IOWA CITY – Iowa City recently passed a significant milestone in the largest public works project in its history.
The city shut down its north wastewater treatment plant Feb. 7 and shifted all operations to its expanded south plant.
That move had long been planned as part of a $50.2 million project stemming from the 2008 flood, but this year’s harsh winter took its toll on the 79-year-old north plant and it went offline just in time, said Public Works Director Rick Fosse.
The move also clears the way for more planning for a new park along the Iowa River that includes land where the north plant had stood. The site is in the city’s Riverfront Crossings District, which city officials hope undergoes a major redevelopment in the coming years.
The north plant is north of Highway 6 at 1000 S. Clinton St. It flooded in 2008, and city officials soon after decided to expand the south plant and relocate all wastewater operations to that facility, which is out of the floodplain at 4366 Napoleon St.
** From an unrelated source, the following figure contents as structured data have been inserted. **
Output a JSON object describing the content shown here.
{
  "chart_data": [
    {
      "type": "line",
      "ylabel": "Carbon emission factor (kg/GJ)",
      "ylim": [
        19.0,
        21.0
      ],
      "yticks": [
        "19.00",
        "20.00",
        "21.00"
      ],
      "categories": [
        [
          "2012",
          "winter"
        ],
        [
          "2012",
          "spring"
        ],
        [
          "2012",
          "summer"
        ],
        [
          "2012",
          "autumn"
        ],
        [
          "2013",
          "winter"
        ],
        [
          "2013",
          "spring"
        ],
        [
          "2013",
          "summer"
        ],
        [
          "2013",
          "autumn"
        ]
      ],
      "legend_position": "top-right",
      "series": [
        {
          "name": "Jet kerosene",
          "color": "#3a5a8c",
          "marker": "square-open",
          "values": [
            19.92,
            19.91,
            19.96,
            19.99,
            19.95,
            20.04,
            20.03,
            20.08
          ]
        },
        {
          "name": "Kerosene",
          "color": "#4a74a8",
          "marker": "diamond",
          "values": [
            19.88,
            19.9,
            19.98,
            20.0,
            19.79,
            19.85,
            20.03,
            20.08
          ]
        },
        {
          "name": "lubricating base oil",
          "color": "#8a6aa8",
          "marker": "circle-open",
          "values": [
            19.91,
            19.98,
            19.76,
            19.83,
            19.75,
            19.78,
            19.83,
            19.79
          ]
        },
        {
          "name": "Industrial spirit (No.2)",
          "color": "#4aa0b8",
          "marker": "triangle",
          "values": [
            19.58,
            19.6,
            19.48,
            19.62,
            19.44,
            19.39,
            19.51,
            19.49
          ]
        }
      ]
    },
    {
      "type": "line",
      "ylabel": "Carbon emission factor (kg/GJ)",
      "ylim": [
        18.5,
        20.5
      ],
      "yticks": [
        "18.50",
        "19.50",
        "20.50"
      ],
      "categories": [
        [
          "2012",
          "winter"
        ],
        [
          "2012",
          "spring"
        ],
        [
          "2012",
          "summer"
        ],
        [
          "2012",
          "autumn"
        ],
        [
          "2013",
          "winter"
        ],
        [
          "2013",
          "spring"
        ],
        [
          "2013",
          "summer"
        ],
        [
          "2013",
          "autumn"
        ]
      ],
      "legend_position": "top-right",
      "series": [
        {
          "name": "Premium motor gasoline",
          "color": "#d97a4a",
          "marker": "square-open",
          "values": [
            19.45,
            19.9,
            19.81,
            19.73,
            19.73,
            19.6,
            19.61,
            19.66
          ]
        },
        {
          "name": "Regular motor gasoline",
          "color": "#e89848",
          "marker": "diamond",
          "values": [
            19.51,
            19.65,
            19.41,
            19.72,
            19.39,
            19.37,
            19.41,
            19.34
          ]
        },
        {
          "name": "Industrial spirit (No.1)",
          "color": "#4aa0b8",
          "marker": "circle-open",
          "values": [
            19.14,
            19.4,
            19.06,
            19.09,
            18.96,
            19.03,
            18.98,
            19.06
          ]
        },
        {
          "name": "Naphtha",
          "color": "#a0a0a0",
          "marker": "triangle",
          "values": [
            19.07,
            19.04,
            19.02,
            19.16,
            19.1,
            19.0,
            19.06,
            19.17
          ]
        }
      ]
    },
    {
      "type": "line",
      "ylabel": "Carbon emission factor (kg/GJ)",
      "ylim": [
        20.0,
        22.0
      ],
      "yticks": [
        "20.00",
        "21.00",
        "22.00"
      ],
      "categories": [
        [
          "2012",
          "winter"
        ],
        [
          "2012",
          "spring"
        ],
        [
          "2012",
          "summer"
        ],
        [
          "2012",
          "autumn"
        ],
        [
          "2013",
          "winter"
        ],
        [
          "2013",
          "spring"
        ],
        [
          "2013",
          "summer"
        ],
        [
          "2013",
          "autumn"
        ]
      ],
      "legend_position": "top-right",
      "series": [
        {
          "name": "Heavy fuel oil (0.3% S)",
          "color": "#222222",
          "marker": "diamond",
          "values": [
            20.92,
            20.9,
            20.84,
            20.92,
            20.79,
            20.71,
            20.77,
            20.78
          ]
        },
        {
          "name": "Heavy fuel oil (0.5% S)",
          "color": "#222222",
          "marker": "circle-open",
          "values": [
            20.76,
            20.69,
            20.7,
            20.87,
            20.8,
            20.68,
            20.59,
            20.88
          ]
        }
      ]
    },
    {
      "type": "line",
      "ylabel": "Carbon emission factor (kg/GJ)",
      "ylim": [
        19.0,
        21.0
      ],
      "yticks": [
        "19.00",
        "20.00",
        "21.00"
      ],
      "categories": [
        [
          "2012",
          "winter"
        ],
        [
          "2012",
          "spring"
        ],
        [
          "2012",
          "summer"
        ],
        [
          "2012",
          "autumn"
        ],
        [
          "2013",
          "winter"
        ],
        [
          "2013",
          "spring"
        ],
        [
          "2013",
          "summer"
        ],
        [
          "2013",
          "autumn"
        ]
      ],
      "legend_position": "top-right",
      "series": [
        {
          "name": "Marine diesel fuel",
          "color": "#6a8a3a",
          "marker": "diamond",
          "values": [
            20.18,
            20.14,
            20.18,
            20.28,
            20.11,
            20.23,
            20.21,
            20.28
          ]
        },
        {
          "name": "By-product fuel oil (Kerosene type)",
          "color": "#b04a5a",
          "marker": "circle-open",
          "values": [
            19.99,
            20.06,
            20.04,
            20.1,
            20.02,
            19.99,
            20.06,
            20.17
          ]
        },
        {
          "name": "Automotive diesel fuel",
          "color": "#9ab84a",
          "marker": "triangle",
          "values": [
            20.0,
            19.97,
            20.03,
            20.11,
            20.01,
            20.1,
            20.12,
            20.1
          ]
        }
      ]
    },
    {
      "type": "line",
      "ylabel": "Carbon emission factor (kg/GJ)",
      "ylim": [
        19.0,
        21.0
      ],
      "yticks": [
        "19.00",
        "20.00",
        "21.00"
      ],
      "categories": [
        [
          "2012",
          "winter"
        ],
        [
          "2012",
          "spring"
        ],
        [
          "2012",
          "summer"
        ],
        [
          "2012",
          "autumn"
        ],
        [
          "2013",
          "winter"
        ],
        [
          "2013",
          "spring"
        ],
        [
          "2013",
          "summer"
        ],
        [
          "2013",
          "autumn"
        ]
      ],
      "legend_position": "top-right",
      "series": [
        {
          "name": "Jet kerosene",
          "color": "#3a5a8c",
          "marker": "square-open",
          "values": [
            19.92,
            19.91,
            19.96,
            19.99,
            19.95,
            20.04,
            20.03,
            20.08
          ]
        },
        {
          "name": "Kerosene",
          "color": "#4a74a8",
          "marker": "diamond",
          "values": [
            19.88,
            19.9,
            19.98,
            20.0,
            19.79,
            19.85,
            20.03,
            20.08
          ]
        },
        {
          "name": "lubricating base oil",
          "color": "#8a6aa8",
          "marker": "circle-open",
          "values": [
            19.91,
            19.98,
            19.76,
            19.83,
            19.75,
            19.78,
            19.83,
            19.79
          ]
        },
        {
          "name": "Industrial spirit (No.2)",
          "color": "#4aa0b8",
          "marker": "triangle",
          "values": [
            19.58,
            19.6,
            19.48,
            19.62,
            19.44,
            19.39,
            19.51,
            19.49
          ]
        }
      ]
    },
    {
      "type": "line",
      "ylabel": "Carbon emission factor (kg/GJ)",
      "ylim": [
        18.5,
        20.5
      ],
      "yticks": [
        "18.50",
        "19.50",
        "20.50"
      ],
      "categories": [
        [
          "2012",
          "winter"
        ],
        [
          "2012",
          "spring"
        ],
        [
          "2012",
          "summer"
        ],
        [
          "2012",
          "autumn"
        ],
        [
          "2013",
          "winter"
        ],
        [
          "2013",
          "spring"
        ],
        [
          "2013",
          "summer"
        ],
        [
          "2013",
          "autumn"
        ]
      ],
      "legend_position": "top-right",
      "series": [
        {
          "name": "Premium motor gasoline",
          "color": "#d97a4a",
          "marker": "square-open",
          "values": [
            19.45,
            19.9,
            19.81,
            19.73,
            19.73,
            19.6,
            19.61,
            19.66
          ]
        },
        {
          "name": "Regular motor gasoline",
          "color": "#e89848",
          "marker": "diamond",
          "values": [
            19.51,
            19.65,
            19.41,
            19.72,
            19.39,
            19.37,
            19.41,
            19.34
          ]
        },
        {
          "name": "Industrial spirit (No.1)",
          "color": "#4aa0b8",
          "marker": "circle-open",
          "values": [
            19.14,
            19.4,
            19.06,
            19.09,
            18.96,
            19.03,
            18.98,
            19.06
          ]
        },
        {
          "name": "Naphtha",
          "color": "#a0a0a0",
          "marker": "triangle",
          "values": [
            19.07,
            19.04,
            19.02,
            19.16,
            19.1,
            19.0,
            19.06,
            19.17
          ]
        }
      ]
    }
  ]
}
SE.
The south wastewater treatment plant began operations in 1990, was expanded in 2002 and uses newer technology than the older plant.
The type of treatment process used at the north plant suffered in the cold every year, Fosse said, but this winter’s bouts of extreme cold really caused problems and a key component was freezing up.
Work on the south plant is mostly done and should wrap up by the middle of the year, Fosse said.
The $50.2 cost is $4.6 million less than the estimate because there have been almost no unforeseen problems, meaning most of the contingency fund built into the budget has not been needed.
“We feel very good about that,” Fosse said.
The removal of the north plant and clean-up of the site will cost another $4.4 million to $13 million. It’s such a wide range because parts of the structure are up to 20 feet below ground and how far down demolition occurs will depend on the plans for the park, Fosse said.
The site is to become part of a new 18-acre park with wetlands and to-be-determined amenities. The city has applied for a U.S. Environmental Protection Agency grant worth up to $60,000 in technical assistance to develop a park plan, said Karen Howard, an urban planner for Iowa City. If it doesn’t get that grant, the city could hire a consultant.
There will be opportunities for community members to weigh in on what they want for the park, Howard said.
Development of the park will occur over several years as funds become as available, according the city.
The park would be in the southwest corner of Riverfront Crossings, a 278-acre area south of downtown that city officials want to become more of an urban, walkable neighborhood with housing, office space and retail through a combination of public and private projects.
City officials believe the park, with its green space and more attractive views, will help spur further redevelopment of Riverfront Crossings.“Changing it from a sewer plant to a new riverfront park will be a significant change, and we do think it will be a catalyst,” Howard said.